Thanks for listening and if anyone has ANY other advise to share as I go into this (probably having surgery next week) I will take it. While I have worked in pediatric and neonatal critical care for a little over 2 years now I have never experienced this side of the bed and I am pretty young (24) so this is all kind of a shock and happening pretty fast....I went to the neurologist thinking I had migraines and waited forever to go thinking I was just being silly...but the headaches WERE intense, now I know why! Wish I had gone sooner but what can you do?
- Nov 30, '11 by Sweet_Wild_RoseI work in the OR, and it's amazing the technology they can use to find masses- pt has an MRI, MRI scan is loaded into special program, and a probe can be used to pinpoint exactly where the mass is before the surgeon even makes an incision, so they know where best to cut.
As for what kind of incision and how much bone, those are questions best left to the surgeon. It's dependent on a lot of things- where the mass is, how large it is, what kind of exposure they need. Most of the docs I work with find a way to at least hide the incision under the hair once it grows back in.
Best wishes for you and a speedy recovery.

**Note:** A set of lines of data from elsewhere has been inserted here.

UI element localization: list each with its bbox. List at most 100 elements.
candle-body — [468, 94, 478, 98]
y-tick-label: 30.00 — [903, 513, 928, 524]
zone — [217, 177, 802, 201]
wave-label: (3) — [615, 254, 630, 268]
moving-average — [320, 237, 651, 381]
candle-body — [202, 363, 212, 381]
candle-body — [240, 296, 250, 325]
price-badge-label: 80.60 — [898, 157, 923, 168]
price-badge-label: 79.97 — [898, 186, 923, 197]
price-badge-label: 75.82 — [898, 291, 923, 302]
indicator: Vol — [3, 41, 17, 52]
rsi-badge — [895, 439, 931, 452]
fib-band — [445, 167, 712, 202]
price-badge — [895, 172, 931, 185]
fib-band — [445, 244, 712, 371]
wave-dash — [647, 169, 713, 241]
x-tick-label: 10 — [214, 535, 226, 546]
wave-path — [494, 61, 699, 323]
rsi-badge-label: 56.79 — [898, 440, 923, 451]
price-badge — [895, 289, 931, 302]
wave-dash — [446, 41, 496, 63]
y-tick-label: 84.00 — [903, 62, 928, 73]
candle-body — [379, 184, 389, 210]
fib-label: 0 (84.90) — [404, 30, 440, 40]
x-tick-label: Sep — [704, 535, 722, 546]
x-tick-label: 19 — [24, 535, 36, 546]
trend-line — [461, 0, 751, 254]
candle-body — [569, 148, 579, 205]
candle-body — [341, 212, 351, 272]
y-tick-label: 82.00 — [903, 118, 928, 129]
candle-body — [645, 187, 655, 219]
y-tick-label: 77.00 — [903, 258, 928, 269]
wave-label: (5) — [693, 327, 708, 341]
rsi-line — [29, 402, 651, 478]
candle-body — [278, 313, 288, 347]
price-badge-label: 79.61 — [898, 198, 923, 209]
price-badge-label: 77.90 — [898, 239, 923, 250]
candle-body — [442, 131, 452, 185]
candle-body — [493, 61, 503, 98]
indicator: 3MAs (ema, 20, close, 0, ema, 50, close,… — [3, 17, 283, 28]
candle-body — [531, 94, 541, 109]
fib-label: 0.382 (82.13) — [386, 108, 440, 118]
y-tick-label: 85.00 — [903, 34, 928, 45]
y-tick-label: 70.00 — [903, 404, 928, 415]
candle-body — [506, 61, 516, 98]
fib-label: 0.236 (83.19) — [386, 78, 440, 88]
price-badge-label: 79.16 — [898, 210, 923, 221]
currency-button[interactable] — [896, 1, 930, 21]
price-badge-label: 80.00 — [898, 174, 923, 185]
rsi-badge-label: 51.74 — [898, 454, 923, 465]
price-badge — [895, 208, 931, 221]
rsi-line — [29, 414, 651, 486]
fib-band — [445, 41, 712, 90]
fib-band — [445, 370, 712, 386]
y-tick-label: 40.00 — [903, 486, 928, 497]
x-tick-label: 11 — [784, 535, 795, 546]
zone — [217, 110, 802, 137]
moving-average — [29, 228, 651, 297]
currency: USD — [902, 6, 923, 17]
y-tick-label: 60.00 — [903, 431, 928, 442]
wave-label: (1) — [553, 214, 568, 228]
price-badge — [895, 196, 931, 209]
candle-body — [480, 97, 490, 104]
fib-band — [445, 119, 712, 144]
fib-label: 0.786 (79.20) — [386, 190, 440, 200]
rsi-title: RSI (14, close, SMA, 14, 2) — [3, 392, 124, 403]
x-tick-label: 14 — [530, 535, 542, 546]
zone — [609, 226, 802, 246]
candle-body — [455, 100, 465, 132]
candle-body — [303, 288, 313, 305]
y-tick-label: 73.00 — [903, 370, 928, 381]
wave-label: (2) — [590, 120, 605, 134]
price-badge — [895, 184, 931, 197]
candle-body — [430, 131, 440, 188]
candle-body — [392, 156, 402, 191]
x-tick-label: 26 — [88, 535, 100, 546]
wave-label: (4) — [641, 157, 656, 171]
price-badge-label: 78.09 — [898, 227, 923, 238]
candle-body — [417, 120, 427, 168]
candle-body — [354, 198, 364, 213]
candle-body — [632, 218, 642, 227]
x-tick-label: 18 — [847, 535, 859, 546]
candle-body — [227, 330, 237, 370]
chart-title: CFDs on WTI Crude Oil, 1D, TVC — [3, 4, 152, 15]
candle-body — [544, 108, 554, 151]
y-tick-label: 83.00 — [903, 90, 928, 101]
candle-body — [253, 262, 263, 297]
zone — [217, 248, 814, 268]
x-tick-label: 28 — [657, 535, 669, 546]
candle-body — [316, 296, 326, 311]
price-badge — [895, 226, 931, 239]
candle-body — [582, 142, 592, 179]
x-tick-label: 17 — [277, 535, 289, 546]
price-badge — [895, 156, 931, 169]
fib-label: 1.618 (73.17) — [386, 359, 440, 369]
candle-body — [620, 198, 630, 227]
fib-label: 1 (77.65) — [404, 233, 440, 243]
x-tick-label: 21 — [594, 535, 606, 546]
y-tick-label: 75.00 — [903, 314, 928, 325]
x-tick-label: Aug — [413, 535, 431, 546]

- Nov 30, '11 by umcRNThanks for your input! I know amazing things are being done in surgery these days and I really hope I get to have a good sit down with the surgeon soon. So far I only met him this morning, at about 6 am, after having 2q neuro checks all night and being pretty delirious from lack of sleep and the long 48 hours I had prior. I really didnt get too many questions out at that time.
I am having a "Wand MRI" on Monday so hopefully I will get to sit down with him after that and really go through the details. He seemed pretty optimistic this morning that I would only need to be inpatient 2-3 days so that would be pretty awesome.
Again thanks for the advice! I am thinking good thoughts! :-)
- Dec 1, '11 by traumaRUsWe sincerely hope your surgery goes well. We would only be guessing as to the surgical approach.
Best (as you stated) to have a sit-down with your doc.